It seems that struggling coal companies won’t be able to spend money to clean up shuttered mines stretching from Appalachia to the northern Plains.
Financial crisis for the U.S.’s biggest coal companies is worsening.
A federal law, passed in 1977, requires coal companies to clean up mining sites when they’re shut down. But it looks that companies will not be able to fulfill their obligations to rehabilitate vast strip mines in Western states – many of which are on federally owned property – as well as mountaintop-removal mining sites in the East, Press Herald reported.

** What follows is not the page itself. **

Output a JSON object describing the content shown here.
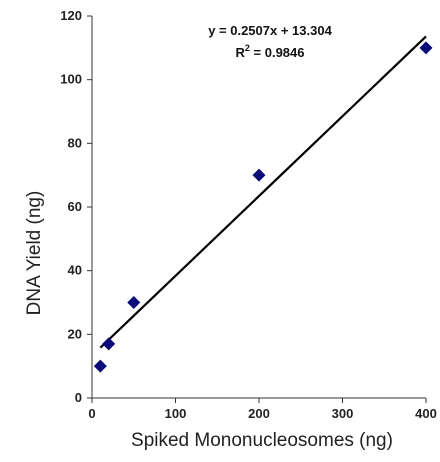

There are many reasons for the poor financial health of coal companies, including cheap natural gas and declining U.S. and Chinese demand for coal.
Layoffs of Coal Miners
Arch Coal is laying off 243 workers, representing 15% of its workforce, at the Black Thunder Mine, which is the largest coal mine in the country.
Citing weak market conditions, Peabody Energy decided to lay off 235 employees from the North Antelope Rochelle Mine, the second largest coal mine.
Assistance For Laid Off Workers
On Friday, Wyoming Governor Matt Mead announced temporary assistance for people affected by the mass lay off of coal miners, MTN News reported.
The Wyoming Department of Workforce Services, the Department of Insurance, the Wyoming Community College Commission and the state Business Council have been directed to open temporary community resource centers for those affected by the layoffs.
The resource centers in Casper, Gillette, and Douglas will be staffed with experts from Friday until at least April 4, according to a press release.
The centers will offer services including information on unemployment insurance, job opportunities, job training, and health insurance. Counseling services will be offered from 10 a.m. to 7 p.m.
The centers will also offer resources such as computers, resume guidance, and training.